Based on the evidence at the motion hearing, the judge was warranted in finding that the “factors [underlying the psychologist’s opinion] are ones that lay people are capable of assessing and considering on the issue of voluntariness,” and in concluding that the psychologist’s “opinion would not have provided assistance to the jury in deciding the voluntariness issue.” See Commonwealth v. Santoli, 424 Mass. 837, 844 (1997);' Commonwealth v. LeFave, 407 Mass. 927, 935 n.9 (1990). For these reasons, if no others, the judge properly denied the motion for new trial on the basis that “[d]efense counsel was not remiss in not retaining an expert as this court would not have permitted the testimony or opinion to reach the jury even if offered.”

*539Finally, the defendant’s trial counsel was not ineffective for failing to call Dohan as a witness. It is apparent that the defendant’s trial counsel was aware of the information Dohan possessed, and that the decision not to call Dohan was the result of a reasonable assessment that Dohan’s testimony would not materially assist the defendant’s case. See Commonwealth v. Millyan, 399 Mass. 171, 181 (1987).

3. Considering the record of the trial, we conclude that there is no reason to reduce the verdict or order a new trial on the murder conviction. The defendant was effectively represented at trial. The defendant wilfully participated in the robbery. The victim was defenseless and was shot and killed for the money in a coin container. The jury’s verdict of felony-murder was amply supported and just.

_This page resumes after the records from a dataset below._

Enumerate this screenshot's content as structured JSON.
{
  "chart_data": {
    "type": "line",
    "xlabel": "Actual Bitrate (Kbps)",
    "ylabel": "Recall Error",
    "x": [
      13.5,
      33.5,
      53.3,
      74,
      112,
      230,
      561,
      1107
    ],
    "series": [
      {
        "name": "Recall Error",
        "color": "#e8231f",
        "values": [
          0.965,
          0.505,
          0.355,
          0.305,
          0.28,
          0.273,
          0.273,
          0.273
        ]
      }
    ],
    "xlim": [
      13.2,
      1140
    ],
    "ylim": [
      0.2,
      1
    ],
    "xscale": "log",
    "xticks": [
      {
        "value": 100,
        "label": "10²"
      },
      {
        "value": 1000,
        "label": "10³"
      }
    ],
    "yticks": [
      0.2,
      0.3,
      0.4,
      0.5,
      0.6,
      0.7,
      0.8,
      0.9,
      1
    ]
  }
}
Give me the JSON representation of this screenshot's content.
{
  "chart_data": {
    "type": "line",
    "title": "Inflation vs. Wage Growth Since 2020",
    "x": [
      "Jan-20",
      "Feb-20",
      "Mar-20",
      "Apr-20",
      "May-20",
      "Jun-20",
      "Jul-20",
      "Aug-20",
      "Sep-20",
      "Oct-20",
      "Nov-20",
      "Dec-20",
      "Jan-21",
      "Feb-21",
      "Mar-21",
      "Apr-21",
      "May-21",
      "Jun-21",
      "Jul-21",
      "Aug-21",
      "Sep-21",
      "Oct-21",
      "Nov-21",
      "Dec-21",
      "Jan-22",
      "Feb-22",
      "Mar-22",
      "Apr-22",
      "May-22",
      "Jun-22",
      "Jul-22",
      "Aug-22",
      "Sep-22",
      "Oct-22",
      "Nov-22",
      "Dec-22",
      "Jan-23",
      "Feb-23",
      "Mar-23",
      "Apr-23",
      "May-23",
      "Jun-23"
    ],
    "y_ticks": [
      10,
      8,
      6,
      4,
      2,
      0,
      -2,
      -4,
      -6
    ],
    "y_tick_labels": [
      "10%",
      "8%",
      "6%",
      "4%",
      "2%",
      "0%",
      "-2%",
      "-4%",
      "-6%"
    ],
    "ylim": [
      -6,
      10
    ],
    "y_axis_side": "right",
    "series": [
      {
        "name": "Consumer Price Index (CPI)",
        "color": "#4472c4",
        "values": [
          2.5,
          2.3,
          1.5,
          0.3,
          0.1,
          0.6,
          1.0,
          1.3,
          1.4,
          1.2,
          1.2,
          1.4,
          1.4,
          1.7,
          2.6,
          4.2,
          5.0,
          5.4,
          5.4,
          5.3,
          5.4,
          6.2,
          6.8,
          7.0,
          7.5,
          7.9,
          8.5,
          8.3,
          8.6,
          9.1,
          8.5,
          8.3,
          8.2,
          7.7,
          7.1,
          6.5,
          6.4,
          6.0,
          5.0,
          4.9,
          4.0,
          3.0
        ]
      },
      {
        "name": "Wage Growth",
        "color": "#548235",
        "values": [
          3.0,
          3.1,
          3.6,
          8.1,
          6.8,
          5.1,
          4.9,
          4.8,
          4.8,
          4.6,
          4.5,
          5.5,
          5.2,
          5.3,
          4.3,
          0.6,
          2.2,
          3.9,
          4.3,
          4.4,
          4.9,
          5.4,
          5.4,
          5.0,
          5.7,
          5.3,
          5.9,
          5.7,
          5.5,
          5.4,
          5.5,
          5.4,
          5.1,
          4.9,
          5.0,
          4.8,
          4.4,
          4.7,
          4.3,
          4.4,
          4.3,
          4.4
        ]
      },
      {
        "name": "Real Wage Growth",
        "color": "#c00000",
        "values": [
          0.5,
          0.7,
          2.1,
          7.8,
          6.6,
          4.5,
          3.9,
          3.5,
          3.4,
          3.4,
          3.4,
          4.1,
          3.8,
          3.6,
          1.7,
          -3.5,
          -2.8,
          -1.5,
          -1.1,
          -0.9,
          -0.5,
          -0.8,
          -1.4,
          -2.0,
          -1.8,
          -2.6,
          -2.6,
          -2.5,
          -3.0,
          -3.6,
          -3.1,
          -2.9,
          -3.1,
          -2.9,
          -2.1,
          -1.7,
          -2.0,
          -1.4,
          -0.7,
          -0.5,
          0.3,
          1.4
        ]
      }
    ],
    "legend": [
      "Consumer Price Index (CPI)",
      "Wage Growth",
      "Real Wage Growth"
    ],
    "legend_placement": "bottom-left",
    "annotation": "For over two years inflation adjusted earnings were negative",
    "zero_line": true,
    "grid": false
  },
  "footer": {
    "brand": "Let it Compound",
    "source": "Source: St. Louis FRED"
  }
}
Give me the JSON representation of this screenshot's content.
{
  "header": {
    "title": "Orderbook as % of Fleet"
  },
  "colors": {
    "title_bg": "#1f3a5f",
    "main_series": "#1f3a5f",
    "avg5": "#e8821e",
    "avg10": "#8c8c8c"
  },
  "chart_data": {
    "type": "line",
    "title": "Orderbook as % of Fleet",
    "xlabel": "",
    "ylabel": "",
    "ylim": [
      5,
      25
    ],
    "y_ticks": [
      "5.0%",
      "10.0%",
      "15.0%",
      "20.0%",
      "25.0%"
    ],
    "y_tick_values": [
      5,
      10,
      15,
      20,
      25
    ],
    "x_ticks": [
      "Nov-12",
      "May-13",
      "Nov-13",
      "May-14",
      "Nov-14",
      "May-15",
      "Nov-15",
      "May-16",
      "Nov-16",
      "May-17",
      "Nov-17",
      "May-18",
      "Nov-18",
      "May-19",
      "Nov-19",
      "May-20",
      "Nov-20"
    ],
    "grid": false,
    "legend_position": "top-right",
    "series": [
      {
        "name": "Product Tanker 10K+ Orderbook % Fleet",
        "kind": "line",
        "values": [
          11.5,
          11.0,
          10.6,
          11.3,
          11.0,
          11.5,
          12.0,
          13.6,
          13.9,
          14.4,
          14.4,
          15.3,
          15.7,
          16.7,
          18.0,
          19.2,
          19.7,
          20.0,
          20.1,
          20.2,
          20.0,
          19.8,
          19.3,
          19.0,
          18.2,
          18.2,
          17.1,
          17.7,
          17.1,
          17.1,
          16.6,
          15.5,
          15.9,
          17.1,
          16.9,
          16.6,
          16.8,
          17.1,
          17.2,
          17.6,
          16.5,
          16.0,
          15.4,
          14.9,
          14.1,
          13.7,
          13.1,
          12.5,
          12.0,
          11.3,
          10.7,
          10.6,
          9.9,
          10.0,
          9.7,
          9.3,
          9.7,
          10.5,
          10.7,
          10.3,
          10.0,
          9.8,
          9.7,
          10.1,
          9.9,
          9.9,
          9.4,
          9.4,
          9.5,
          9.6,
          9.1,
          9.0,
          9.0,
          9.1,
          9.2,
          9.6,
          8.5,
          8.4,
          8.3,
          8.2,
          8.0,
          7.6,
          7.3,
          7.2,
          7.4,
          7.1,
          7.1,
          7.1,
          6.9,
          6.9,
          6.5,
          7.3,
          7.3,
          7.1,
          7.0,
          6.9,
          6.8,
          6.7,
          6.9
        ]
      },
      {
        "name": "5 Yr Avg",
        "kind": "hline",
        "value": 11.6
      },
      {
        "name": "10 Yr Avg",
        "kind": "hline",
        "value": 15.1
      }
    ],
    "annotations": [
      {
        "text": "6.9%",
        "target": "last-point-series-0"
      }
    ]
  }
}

4. The Commonwealth correctly concedes that the defendant is entitled to relief from the armed robbery conviction. See Commonwealth v. Anderson, 425 Mass. 685, 692 (1997).

5. We affirm the defendant’s convictions of murder in the first degree and unlawfully carrying a firearm. The defendant’s conviction of armed robbery and the sentence imposed thereon are vacated, and the armed robbery indictment is to be dismissed. We also affirm the denial of the defendant’s motion for a new trial.

So ordered.

The defendant was tried and convicted on these charges in 1990. His convictions were reversed and a new trial ordered, see Commonwealth v. Adams, 416 Mass. 55 (1993), where we held that his case should have been severed for trial from that of the codefendant, Michael Adams, under the constitutional protections provided by Bruton v. United States, 391 U.S. 123 (1968).

The jury were also given a similar instruction before the tape recording of the statement was introduced in evidence.

Among other matters, the defendant apparently told the psychologist the following: that he had been assaulted during arrest; that prior to arrest he had smoked marijuana and had drank a bottle of wine; that he had defecated in his pants and was confused and humiliated; that the police threatened him, demeaned him, and “berated and barraged [him] with insinuating questions”; that his prior experience with the “scared straight” program left him terrified *537during the interrogation; that he believed he would be beaten if he did not confess, and he assumed he could not have an attorney; and that his father, a police officer in Haiti, had beaten him on several occasions.

At trial, a card containing the Miranda warnings, which had been signed by the defendant, was admitted in evidence. No argument is made by the defendant on appeal that his motion to suppress the statement was improperly denied because he did not receive, or understand, his Miranda warnings.